Mekân durduğu yerde yeni mekânlar doğurmuş, ekrandan gören gözlere tanıdık gelmiş, küçük varyasyonlarla başka senaryoların vuku bulduğu hiçyerler/ yokyerler oluvermiş. Tüpçüler, anahtarcılar, berberler… Hiç yokmuşlar orada. Tüpçüdeki tüpler boş, anahtarcıdaki anahtarlar sahte, berberdeki usturalar körmüş.
Facade, façade, fasad, fasat, fesat. Dışında değil ama içindeki bir fesatlık var bu fasatların! Pencerelerinden komşuların birbirine haber uçurdukları sevimli bir sokak sandığınız yer aslında iki boyutlu cephelerle sarmalanmış bir boşluk! Bu bir kandırmaca, bu bir dekor ayakta durabildiğince. İç ve dışın, sahici ve sahtenin oldukça değişken olduğu bir hat çiziyor bu fasatlar bize. Birkaç adım atıp sevimli cumbaların arkasına uzatırsanız kafanızı, rüzgârdan yağmurdan paramparça olmuş sefil kumaşlar/ fesat perdeler göreceksiniz. Her fesat pencerenin arkasına bir kablo çekilmiş, kablonun ucundan bir ampul sarkar. Sarı yumuşak bir ışık verir tatlı pseudo-mahallemize çakma perdelerin ardından. Ne perde perdeliğini yapar, ne ampul ampullüğünü. Sorsalar herhangi bir perdeden ya da ampulden eksiği yoktur, olmamıştır, olamazdır. Ekranda görünmeye yetecek kadar büyüyüp olgunlaşmıştır, izleyiciye gerçek görünecek kadar ev olmuştur o cephe. Mutant gibidir biraz; gövdesi vardır da eli kolu yoktur sanki. Şebnem bebekler gibidir, elbiseler ona küçük beyaz tutamaklarla iliştirilir, arkası açıkta kalır. Yüzü makyajlıdır ama sırtı çıplaktır.
Kimse ellemese bu köpükten cepheler kalsa burada, iyi kötü dayansalar mevsimlere yıllara; eskiseler bir şekilde fabrikalar gibi, tutup sarılıp onları da daha fazla ayakta tutmak ister miyim? Salt eski diye onları da sever miyim? Bu sorunun içimde gizli bir cevabı var, ama size söylemeyeceğim. Onun yerine meraklısına bir masal anlatacağım, hem de tam şu an burada yazmaya başlayacağım bir masal:
Setlerdeki gerçeklik sorgulamasından cesaret alan gündüz düşlerim denizin tuzunu çağırmaya başlar. Deniz suyu taşlara toprağa tırmana tırmana gelir dayanır binaların temellerine. Çatlakların haritalarındaki yolları arşınlamaya başlar tuzlu su, nice gezginlere izin vermediğim Ümit Burnu’nu alıp eritiverir, bilmediğim bir coğrafyaya çevirir. Demir tozunun mıknatısa koştuğu gibi deniz tuzu da kolları kapakları pedalları artık bir işe yaramayan kocaman makinelere doğru gider. Çelik kolonlar kirişler de çeker denizin suyunu sanki kana kana içecekmiş gibi. Tuğlanın, kiremidin, pişmiş toprağın solgun kırmızısından hallice bir paslanma hâsıl olur fabrikanın muhtelif köşelerinde.

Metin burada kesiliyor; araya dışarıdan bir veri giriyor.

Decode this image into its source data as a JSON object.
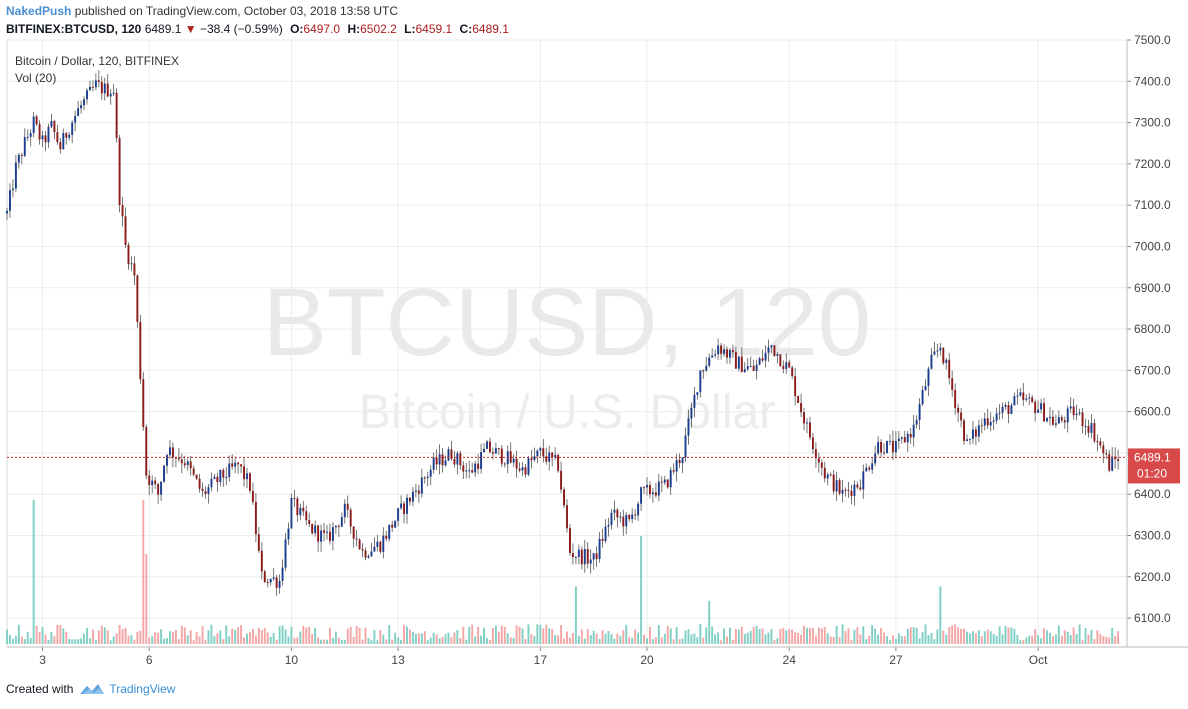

Pası çeker fabrikanın binaları; metaller denizi koklar, tuzunu çeker. Saklanmak ister fabrika, pasın arkasında kaybolmak ister. Önceleri nostaljik bir patina zannedilir, restorasyon sırasında özenle korumaya niyetlenirler pas katmanlarını. Fark etmezler başta, her gece biraz daha çeker binalar suları, lodos estikçe taşır ona Boğaz’ın içinde ne kadar mineral varsa. Fabrikaya gelenler çok da anlamazlar değişimi, onlar daha çok yalancıktan kurulu sokakları görmek isterler. Fabrikanın görünmezlik yarışı daha da hızlanır ziyaretçiler geldikçe.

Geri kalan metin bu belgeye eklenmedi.